Hi,
In order to parse cigar strings and make my own pileup I need to find the reference sequence at the position which each read aligns. However, read.get_reference_positions() seems to be offset from the actual region of alignment, because comparing samtools tview at the first position of alignment yields a completely different reference sequence than read.get_reference_sequence().
Additionally, read.get_reference_sequence() returns a reference that appears to already be aligned, with dashes '-' inserted. Why is this?
Example:
bamFile = "NA12878.np.chr3.100kb.0.bam"
referenceFile = "hg19.chr3.9mb.fa.txt"
sam = pysam.AlignmentFile(bamFile, "rb" )
start = 80000
end = start+1
chr = str(3)
for read in sam.fetch("chr"+chr, start=start, end=end):
alignedRefPositions = read.get_reference_positions()

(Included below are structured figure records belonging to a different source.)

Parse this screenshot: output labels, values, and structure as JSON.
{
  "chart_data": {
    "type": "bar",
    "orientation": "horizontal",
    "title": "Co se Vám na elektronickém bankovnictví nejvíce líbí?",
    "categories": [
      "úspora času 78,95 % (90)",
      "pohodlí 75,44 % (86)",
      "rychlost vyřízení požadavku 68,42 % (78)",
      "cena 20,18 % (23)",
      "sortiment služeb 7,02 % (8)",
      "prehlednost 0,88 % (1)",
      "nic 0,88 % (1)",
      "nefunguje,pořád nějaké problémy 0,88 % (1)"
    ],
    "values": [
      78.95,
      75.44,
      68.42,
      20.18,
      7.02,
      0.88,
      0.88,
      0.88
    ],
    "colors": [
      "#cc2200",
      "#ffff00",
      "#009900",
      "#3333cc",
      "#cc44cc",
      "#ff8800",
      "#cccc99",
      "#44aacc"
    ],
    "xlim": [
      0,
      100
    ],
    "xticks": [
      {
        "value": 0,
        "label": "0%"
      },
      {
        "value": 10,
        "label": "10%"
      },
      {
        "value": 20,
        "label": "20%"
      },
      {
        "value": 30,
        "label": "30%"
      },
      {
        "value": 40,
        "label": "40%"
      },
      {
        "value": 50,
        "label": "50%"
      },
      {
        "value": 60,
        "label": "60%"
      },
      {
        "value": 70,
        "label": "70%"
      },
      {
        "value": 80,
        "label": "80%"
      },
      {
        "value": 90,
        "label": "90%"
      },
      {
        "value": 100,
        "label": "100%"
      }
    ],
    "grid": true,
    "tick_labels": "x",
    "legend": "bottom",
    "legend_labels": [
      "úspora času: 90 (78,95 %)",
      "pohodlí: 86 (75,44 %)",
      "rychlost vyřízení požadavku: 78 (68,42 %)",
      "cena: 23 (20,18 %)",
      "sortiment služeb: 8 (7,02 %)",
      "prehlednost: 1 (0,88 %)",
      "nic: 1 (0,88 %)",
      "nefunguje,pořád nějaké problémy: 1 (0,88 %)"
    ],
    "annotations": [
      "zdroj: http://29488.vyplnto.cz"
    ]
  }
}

refStart = alignedRefPositions[0]
refSequence = read.get_reference_sequence()
readSequence = read.query_alignment_sequence
Yields:
refStart: 79766
ref: TCCATCCACAGTCAGAGC-AG-ACTTAATATTAATGACT-CTCCC...
read: TCCATCCACAGTCAGAGCAGACTTAATATTAATGACTCTCCCAGA...

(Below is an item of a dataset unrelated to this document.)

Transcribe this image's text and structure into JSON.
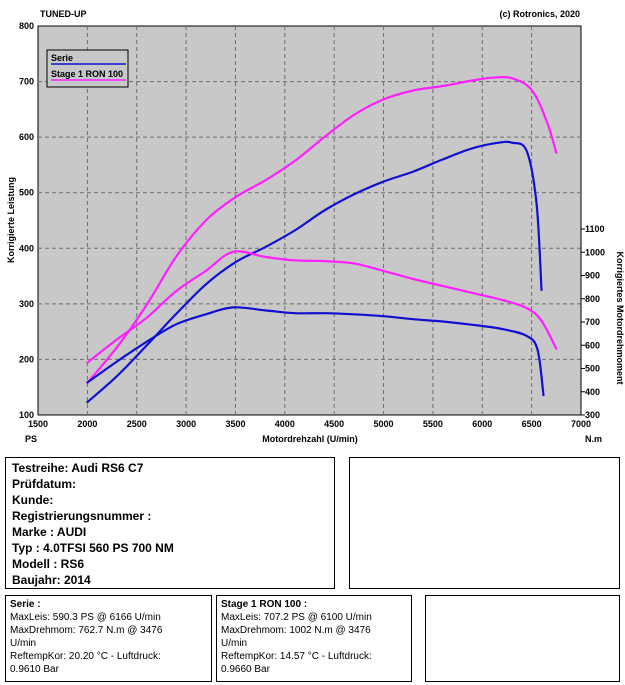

which has no relationship to samtools tview at the read.get_reference_positions[0] or 79766:
samtools tview -p chr3:79766 -d T NA12878.np.chr3.100kb.0.bam hg19.chr3.9mb.fa
79771 79781 79791 79801 79811 79821 79831
cctgatggtat*ggtgttaagatg*taggag*agatattgcatgattaaaatcctccaattaaatcttagtGTGTGTTTT
........... ............ ...... ................................................
,,,,,,,,,,,*,,,,,,,,,,,,*,,,,,,*,,,,,,,,,,,,,,,,,,,,,*,,,,,,,,,,,,,,,,,,********
***,,,,,,,,*a,*,**c,,,,,*,,,,,***,,,,,,,,,,,,,,,,,,,,,,,,,c*c,,,,,,,,,,,,,**,,**
,,,,,,**,,a*,,,,,,,,,,,,*,,,,,,*,,,**,,*****,c,,,,,,,*,,,,,,,,,c,*,,,,,,,,**,,**
...C.*....A......*....CT......A........**..*...*.......*......................*
So:
- Why doesn't the first reference position correspond with the results of samtools view at that position?
- Am I using the correct command to retrieve the reference sequence?
- If so, why is it interspersed with dashes?
any luck with this?